The next morning of Birthright began bright and early at about 3:30 a.m. as we headed to hike Masada at sunrise. Masada is breathtaking, with beautiful views and lots of history. As you can see in the picture, we did not make sunrise, which proves that anytime you go to Masada is amazing!

Israel 101: A First Visit Guide

There are many different paths up Masada. We took the Roman Ramp, which only took about fifteen minutes and consisted of stairs. There are other options, including a cable car that takes you to the top. All participants on your trip will have the opportunity to make it to the top! 

Unfortunately I did not have the opportunity to take pictures at the Dead Sea since I was floating, but it was a unique experience!

A quick disclaimer is that at many parts of the Dead Sea, there is no mud. You have to purchase the mud at a nearby shop if you would like to use it. I did not know this prior, so I hope this helps as you plan your visit to the Dead Sea!

Jerusalem and the Old City

If you’re a history buff, Jerusalem is the place for you. I liked that Jerusalem was the culmination of our trip, but starting in Jerusalem is also an impactful way to begin the experience.

We stayed at a hotel outside of Jerusalem, and had to take a bus into the city each time we went. For easier transportation, I recommend staying in/close to Jerusalem so you can walk more.

We celebrated Shabbat in Jerusalem with a Kabbalat Shabbat, which is a joyous celebration that welcomes the new week.

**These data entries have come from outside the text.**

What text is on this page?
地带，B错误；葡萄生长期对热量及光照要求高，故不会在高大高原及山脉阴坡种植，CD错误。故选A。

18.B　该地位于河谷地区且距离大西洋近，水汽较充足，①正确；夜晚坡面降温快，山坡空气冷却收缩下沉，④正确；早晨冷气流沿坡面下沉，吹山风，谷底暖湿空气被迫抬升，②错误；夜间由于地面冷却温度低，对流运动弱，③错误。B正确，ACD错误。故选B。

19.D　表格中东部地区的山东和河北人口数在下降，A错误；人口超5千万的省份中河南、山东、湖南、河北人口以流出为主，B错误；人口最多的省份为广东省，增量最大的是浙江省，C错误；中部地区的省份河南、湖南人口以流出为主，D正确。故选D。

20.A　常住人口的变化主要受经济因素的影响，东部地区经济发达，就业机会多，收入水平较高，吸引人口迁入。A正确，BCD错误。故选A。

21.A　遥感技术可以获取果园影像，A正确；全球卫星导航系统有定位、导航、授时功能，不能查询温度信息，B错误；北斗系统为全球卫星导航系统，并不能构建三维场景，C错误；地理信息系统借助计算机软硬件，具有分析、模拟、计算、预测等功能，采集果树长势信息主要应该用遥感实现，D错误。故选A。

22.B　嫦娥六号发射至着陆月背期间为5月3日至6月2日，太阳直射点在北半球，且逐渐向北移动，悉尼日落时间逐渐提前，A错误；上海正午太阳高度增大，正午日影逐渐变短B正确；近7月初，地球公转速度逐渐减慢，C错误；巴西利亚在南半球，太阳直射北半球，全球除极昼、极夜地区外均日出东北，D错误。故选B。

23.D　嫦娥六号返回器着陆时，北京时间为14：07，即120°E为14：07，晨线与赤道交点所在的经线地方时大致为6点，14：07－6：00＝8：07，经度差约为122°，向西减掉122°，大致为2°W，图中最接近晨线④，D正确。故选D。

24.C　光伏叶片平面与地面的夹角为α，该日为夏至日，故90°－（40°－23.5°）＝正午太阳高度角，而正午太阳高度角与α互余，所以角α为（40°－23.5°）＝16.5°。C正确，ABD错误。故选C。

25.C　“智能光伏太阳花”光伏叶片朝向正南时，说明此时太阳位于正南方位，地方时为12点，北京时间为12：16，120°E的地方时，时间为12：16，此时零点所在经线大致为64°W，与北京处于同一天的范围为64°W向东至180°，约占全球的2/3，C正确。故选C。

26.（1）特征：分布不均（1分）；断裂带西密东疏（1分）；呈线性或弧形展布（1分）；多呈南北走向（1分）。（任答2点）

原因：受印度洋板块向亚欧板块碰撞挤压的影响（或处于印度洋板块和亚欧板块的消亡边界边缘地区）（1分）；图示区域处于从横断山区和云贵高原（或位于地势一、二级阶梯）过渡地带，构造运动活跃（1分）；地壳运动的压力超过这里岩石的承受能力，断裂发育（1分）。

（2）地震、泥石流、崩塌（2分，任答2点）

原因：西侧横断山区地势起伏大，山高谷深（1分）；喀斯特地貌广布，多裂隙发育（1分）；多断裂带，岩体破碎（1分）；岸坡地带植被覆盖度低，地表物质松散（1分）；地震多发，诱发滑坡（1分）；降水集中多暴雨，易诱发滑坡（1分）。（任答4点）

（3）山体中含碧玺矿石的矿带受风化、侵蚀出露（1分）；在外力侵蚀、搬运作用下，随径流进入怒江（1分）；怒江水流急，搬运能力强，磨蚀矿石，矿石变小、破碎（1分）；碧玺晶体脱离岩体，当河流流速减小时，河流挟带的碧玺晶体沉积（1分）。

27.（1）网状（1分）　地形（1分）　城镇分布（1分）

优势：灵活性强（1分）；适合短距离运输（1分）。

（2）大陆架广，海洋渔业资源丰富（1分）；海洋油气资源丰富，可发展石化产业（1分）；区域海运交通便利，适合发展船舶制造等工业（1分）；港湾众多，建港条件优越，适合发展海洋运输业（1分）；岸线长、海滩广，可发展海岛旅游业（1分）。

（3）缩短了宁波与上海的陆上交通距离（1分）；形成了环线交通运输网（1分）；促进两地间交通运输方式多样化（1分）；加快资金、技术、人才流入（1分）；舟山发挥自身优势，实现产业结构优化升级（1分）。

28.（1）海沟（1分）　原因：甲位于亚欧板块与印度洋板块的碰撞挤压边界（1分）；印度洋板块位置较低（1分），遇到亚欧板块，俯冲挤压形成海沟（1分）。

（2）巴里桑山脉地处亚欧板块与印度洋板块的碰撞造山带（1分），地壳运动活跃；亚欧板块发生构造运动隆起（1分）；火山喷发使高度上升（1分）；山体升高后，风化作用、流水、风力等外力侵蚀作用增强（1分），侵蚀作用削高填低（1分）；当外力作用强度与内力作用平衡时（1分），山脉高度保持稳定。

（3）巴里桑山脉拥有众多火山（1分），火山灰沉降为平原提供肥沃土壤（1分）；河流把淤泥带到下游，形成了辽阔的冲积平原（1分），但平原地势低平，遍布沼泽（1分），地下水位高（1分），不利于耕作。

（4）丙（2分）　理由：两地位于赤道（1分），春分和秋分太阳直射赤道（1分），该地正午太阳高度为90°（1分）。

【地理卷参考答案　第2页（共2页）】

If you have the opportunity to visit the Western Wall, also called the Kotel, on Shabbat, definitely do so!

In Jerusalem, we explored Mahane Yehuda Market, visited the Old City, and went to the Western Wall. In Mahane Yehuda Market, I recommend getting rugalah to take home from Marzipan Bakery, but any rugalah you buy from a street stand will be just as incredible.

Israel 101: A First Visit Guide

The most interesting dish I tried on my trip was from Jachnun Bar in Mahane Yehuda Market. The stand serves a dish that combines a pancake and phyllo dough pastry stuffed with lots of spices, herbs and veggies (sounds heavenly, I know).

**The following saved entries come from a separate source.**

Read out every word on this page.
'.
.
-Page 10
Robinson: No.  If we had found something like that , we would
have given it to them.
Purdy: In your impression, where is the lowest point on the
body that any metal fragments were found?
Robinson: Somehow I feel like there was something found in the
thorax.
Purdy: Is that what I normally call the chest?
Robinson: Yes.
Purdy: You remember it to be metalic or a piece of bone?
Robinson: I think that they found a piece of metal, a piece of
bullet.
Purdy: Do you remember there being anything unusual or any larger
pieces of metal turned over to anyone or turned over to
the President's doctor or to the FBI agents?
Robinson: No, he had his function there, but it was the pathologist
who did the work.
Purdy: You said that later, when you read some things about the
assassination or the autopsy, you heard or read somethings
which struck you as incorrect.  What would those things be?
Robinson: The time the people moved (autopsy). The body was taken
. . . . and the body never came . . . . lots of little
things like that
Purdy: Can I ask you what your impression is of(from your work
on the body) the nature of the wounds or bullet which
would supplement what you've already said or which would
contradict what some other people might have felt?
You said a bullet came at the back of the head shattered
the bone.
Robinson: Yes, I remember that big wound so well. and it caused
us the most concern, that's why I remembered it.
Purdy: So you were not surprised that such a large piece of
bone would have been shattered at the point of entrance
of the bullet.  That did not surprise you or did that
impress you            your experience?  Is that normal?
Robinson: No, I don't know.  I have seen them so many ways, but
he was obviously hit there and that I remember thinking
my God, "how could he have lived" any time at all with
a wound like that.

Israel 101: A First Visit Guide

Additionally, in Jerusalem, we had the opportunity to visit Yad Vashem, Israel’s largest Holocaust Memorial.

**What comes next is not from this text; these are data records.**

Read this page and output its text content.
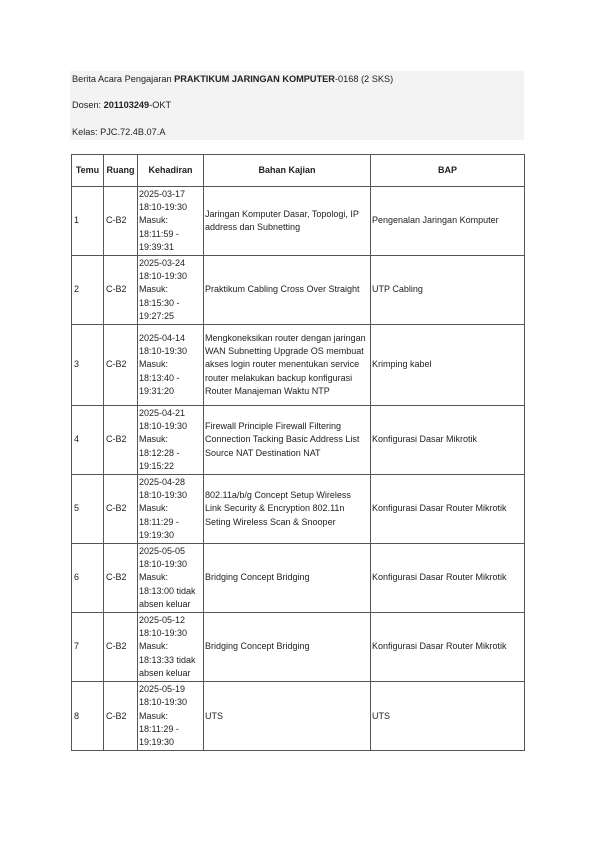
Berita Acara Pengajaran PRAKTIKUM JARINGAN KOMPUTER-0168 (2 SKS)
Dosen: 201103249-OKT
Kelas: PJC.72.4B.07.A
Temu	Ruang	Kehadiran	Bahan Kajian	BAP
1	C-B2	2025-03-17
18:10-19:30
Masuk:
18:11:59 -
19:39:31	Jaringan Komputer Dasar, Topologi, IP address dan Subnetting	Pengenalan Jaringan Komputer
2	C-B2	2025-03-24
18:10-19:30
Masuk:
18:15:30 -
19:27:25	Praktikum Cabling Cross Over Straight	UTP Cabling
3	C-B2	2025-04-14
18:10-19:30
Masuk:
18:13:40 -
19:31:20	Mengkoneksikan router dengan jaringan WAN Subnetting Upgrade OS membuat akses login router menentukan service router melakukan backup konfigurasi Router Manajeman Waktu NTP	Krimping kabel
4	C-B2	2025-04-21
18:10-19:30
Masuk:
18:12:28 -
19:15:22	Firewall Principle Firewall Filtering Connection Tacking Basic Address List Source NAT Destination NAT	Konfigurasi Dasar Mikrotik
5	C-B2	2025-04-28
18:10-19:30
Masuk:
18:11:29 -
19:19:30	802.11a/b/g Concept Setup Wireless Link Security & Encryption 802.11n Seting Wireless Scan & Snooper	Konfigurasi Dasar Router Mikrotik
6	C-B2	2025-05-05
18:10-19:30
Masuk:
18:13:00 tidak
absen keluar	Bridging Concept Bridging	Konfigurasi Dasar Router Mikrotik
7	C-B2	2025-05-12
18:10-19:30
Masuk:
18:13:33 tidak
absen keluar	Bridging Concept Bridging	Konfigurasi Dasar Router Mikrotik
8	C-B2	2025-05-19
18:10-19:30
Masuk:
18:11:29 -
19:19:30	UTS	UTS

It is important to understand that visiting Yad Vashem is an emotional experience for people of all ages; nonetheless, I felt that it was the most impactful site on my trip and believe that all people visiting Israel should spend some time here. 

Also in Jerusalem, I would recommend allocating a good amount of time to explore the Old City. It is full of fascinating sites and historic mementos. The Old City is home of the Western Wall.

Israel 101: A First Visit Guide

Israel 101: A First Visit Guide

Remember to write a note with your hopes and aspirations to add into the wall when you visit there, and have your family members and/or friends write notes to give to you before heading to Israel. Therefore, when you put in your note at the Western Wall, you can add theirs too.

Also, after spending time in front of the wall, walk away from it backward, and do not turn your back toward the wall until you are at least halfway back. I am not sure the exact reason for this, but I will not be the one to mess with luck!

After my ten days in Israel, I was already thinking about my next trip back. I hope the advice and tips in this article provide a starting point for planning a trip to Israel or inspire someone to look into Birthright!